Expanded government spending in the final quarter of the year was seen as having raised the annual figure to meet the government target level, while private sector remained sluggish, according to the bank.
The country’s economy grew 2.7 percent on-year in 2018, down from 3.1 percent in the previous year, according to the advance estimate released by the Bank of Korea.
Though this met the BOK’s earlier forecast, it fell short of the International Monetary Fund’s 2.8 percent forecast and also marked the slowest on-year growth since the 2.3 percent observed in 2012.
Of the total yearly growth, 1 percent was attained in the final quarter, rising 0.4 percentage point from the previous quarter on the back of expanded fiscal spending.
Government expenditure in the fourth quarter grew 3.1 percent from the previous quarter, recording the steepest on-quarter rate of increase in eight years and three months. Compared to a year earlier, the rate of increase stood at a 10-year high of 7.1 percent, indicating that the Seoul government pumped as much money into the economy as it had in the aftermath of the global financial crisis.
Park Yang-su, director general of the economic statistics department at the Bank of Korea, on Tuesday gives a briefing on the country’s economic growth figures for 2018. (Yonhap)
“The government made pump-priming efforts during the final quarter to counter the slowdown in exports,” said Park Yang-su, director general of the economic statistics department at the BOK.
The most drastic increase in expenditure was observed in the production cost for public goods, such as water pipes and construction material, the BOK data showed.
“The social overhead capital sector saw a rise in government spending during the fourth quarter, as several local governments sped up pending construction projects after taking office in July.”
Meanwhile, the country’s gross national income is likely to have surpassed $31,000 per capita last year for the first time. In the previous year, the per capita income stood at $29,745, missing the $30,000 mark.
Despite supplementary actions by the government, concerns lingered, as corporate investment remained sluggish.

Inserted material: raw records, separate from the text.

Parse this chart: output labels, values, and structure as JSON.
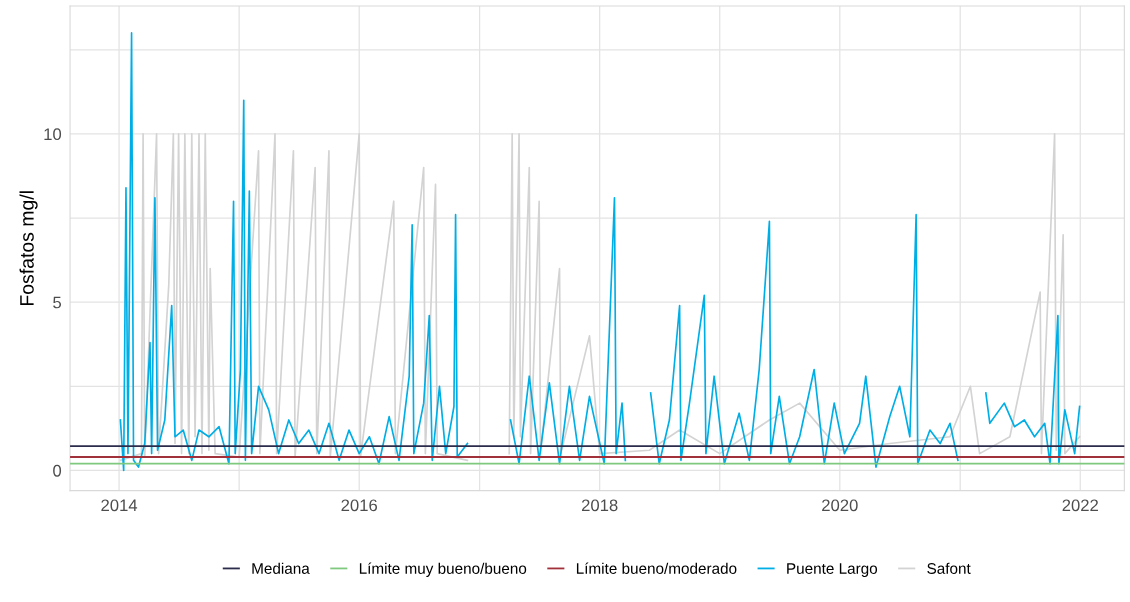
{
  "chart_data": {
    "type": "line",
    "ylabel": "Fosfatos mg/l",
    "xlim": [
      "2013-08-05",
      "2022-05-15"
    ],
    "xticks": [
      "2014",
      {
        "value": "2015",
        "label": null
      },
      "2016",
      {
        "value": "2017",
        "label": null
      },
      "2018",
      {
        "value": "2019",
        "label": null
      },
      "2020",
      {
        "value": "2021",
        "label": null
      },
      "2022"
    ],
    "ylim": [
      -0.6,
      13.8
    ],
    "yticks": [
      0,
      {
        "value": 2.5,
        "label": null
      },
      5,
      {
        "value": 7.5,
        "label": null
      },
      10,
      {
        "value": 12.5,
        "label": null
      }
    ],
    "grid": true,
    "legend": "bottom",
    "series": [
      {
        "name": "Safont",
        "color": "#d3d3d3",
        "x": [
          "2014-01-05",
          "2014-03-10",
          "2014-03-15",
          "2014-03-20",
          "2014-04-25",
          "2014-05-01",
          "2014-06-01",
          "2014-06-15",
          "2014-06-20",
          "2014-07-01",
          "2014-07-10",
          "2014-07-20",
          "2014-08-01",
          "2014-08-10",
          "2014-08-20",
          "2014-09-01",
          "2014-09-10",
          "2014-09-20",
          "2014-10-01",
          "2014-10-05",
          "2014-10-20",
          "2015-01-01",
          "2015-03-01",
          "2015-03-05",
          "2015-04-20",
          "2015-04-25",
          "2015-06-15",
          "2015-06-20",
          "2015-08-20",
          "2015-08-25",
          "2015-10-01",
          "2015-10-05",
          "2016-01-01",
          "2016-01-05",
          "2016-04-15",
          "2016-04-20",
          "2016-07-15",
          "2016-07-20",
          "2016-08-20",
          "2016-08-25",
          "2016-11-25",
          "2017-01-01",
          "2017-04-01",
          "2017-04-10",
          "2017-04-15",
          "2017-05-01",
          "2017-05-05",
          "2017-06-01",
          "2017-06-05",
          "2017-07-01",
          "2017-07-05",
          "2017-09-01",
          "2017-09-05",
          "2017-12-01",
          "2018-01-01",
          "2018-06-01",
          "2018-09-01",
          "2019-01-01",
          "2019-06-01",
          "2019-09-01",
          "2020-01-01",
          "2020-06-01",
          "2020-12-01",
          "2021-02-01",
          "2021-03-01",
          "2021-06-01",
          "2021-09-01",
          "2021-09-05",
          "2021-10-15",
          "2021-10-20",
          "2021-11-10",
          "2021-11-15",
          "2021-12-30"
        ],
        "values": [
          0.3,
          0.5,
          10.0,
          0.4,
          10.0,
          0.5,
          5.5,
          10.0,
          0.8,
          10.0,
          0.5,
          10.0,
          0.5,
          10.0,
          1.0,
          10.0,
          0.5,
          10.0,
          0.6,
          6.0,
          0.5,
          0.4,
          9.5,
          0.5,
          10.0,
          0.5,
          9.5,
          0.4,
          9.0,
          0.5,
          9.5,
          0.4,
          10.0,
          0.4,
          8.0,
          0.5,
          9.0,
          0.5,
          8.5,
          0.5,
          0.3,
          null,
          0.5,
          10.0,
          1.0,
          10.0,
          1.0,
          9.0,
          0.5,
          8.0,
          0.5,
          6.0,
          0.5,
          4.0,
          0.5,
          0.6,
          1.2,
          0.5,
          1.5,
          2.0,
          0.6,
          0.8,
          1.0,
          2.5,
          0.5,
          1.0,
          5.3,
          0.5,
          10.0,
          0.6,
          7.0,
          0.5,
          1.0
        ]
      },
      {
        "name": "Puente Largo",
        "color": "#00aee6",
        "x": [
          "2014-01-05",
          "2014-01-15",
          "2014-01-22",
          "2014-01-28",
          "2014-02-08",
          "2014-02-14",
          "2014-03-01",
          "2014-03-20",
          "2014-04-05",
          "2014-04-10",
          "2014-04-20",
          "2014-04-28",
          "2014-05-20",
          "2014-06-10",
          "2014-06-20",
          "2014-07-15",
          "2014-08-10",
          "2014-09-01",
          "2014-10-01",
          "2014-11-01",
          "2014-12-01",
          "2014-12-15",
          "2014-12-20",
          "2015-01-05",
          "2015-01-15",
          "2015-01-20",
          "2015-02-01",
          "2015-02-08",
          "2015-03-01",
          "2015-04-01",
          "2015-05-01",
          "2015-06-01",
          "2015-07-01",
          "2015-08-01",
          "2015-09-01",
          "2015-10-01",
          "2015-11-01",
          "2015-12-01",
          "2016-01-01",
          "2016-02-01",
          "2016-03-01",
          "2016-04-01",
          "2016-05-01",
          "2016-06-01",
          "2016-06-10",
          "2016-06-15",
          "2016-07-15",
          "2016-08-01",
          "2016-08-10",
          "2016-09-01",
          "2016-09-20",
          "2016-10-15",
          "2016-10-20",
          "2016-10-25",
          "2016-11-25",
          "2017-01-01",
          "2017-04-05",
          "2017-05-01",
          "2017-06-01",
          "2017-07-01",
          "2017-08-01",
          "2017-09-01",
          "2017-10-01",
          "2017-11-01",
          "2017-12-01",
          "2018-01-15",
          "2018-02-15",
          "2018-02-20",
          "2018-03-10",
          "2018-03-20",
          "2018-04-20",
          "2018-06-05",
          "2018-07-01",
          "2018-08-01",
          "2018-09-01",
          "2018-09-05",
          "2018-10-01",
          "2018-11-15",
          "2018-11-20",
          "2018-12-15",
          "2019-01-15",
          "2019-03-01",
          "2019-04-01",
          "2019-05-01",
          "2019-06-01",
          "2019-06-05",
          "2019-07-01",
          "2019-08-01",
          "2019-09-01",
          "2019-10-15",
          "2019-11-15",
          "2019-12-15",
          "2020-01-15",
          "2020-03-01",
          "2020-03-20",
          "2020-04-20",
          "2020-06-01",
          "2020-07-01",
          "2020-08-01",
          "2020-08-20",
          "2020-08-25",
          "2020-10-01",
          "2020-11-01",
          "2020-12-01",
          "2020-12-25",
          "2021-02-01",
          "2021-03-20",
          "2021-04-01",
          "2021-05-15",
          "2021-06-15",
          "2021-07-15",
          "2021-08-15",
          "2021-09-15",
          "2021-10-01",
          "2021-10-25",
          "2021-10-28",
          "2021-11-15",
          "2021-12-15",
          "2021-12-30"
        ],
        "values": [
          1.5,
          0.0,
          8.4,
          0.5,
          13.0,
          0.3,
          0.1,
          0.8,
          3.8,
          0.5,
          8.1,
          0.6,
          1.5,
          4.9,
          1.0,
          1.2,
          0.3,
          1.2,
          1.0,
          1.3,
          0.2,
          8.0,
          0.5,
          3.0,
          11.0,
          0.3,
          8.3,
          0.5,
          2.5,
          1.8,
          0.5,
          1.5,
          0.8,
          1.2,
          0.5,
          1.4,
          0.3,
          1.2,
          0.5,
          1.0,
          0.2,
          1.6,
          0.3,
          2.8,
          7.3,
          0.5,
          2.0,
          4.6,
          0.3,
          2.5,
          0.5,
          1.9,
          7.6,
          0.4,
          0.8,
          null,
          1.5,
          0.2,
          2.8,
          0.3,
          2.6,
          0.2,
          2.5,
          0.3,
          2.2,
          0.2,
          8.1,
          0.5,
          2.0,
          0.3,
          null,
          2.3,
          0.2,
          1.5,
          4.9,
          0.3,
          2.0,
          5.2,
          0.5,
          2.8,
          0.2,
          1.7,
          0.3,
          3.0,
          7.4,
          0.5,
          2.2,
          0.2,
          1.0,
          3.0,
          0.2,
          2.0,
          0.5,
          1.4,
          2.8,
          0.1,
          1.6,
          2.5,
          1.0,
          7.6,
          0.2,
          1.2,
          0.8,
          1.4,
          0.3,
          null,
          2.3,
          1.4,
          2.0,
          1.3,
          1.5,
          1.0,
          1.4,
          0.2,
          4.6,
          0.2,
          1.8,
          0.5,
          1.9
        ]
      }
    ],
    "ref_lines": [
      {
        "axis": "y",
        "value": 0.72,
        "label": "Mediana",
        "color": "#2b2b4b"
      },
      {
        "axis": "y",
        "value": 0.2,
        "label": "Límite muy bueno/bueno",
        "color": "#7fc97f"
      },
      {
        "axis": "y",
        "value": 0.4,
        "label": "Límite bueno/moderado",
        "color": "#a0303a"
      }
    ]
  }
}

Construction investment shed 4 percent last year from a year earlier, marking the steepest on-year pace of decrease since the 2008 Asian financial crisis, while facility investment shrank to a nine-year low of 1.7 percent in the same period.
By industry, the manufacturing sector slowed down to 3.6 percent from 4.4 percent two years before, and the construction business dipped to a seven-year low of 4.2 percent.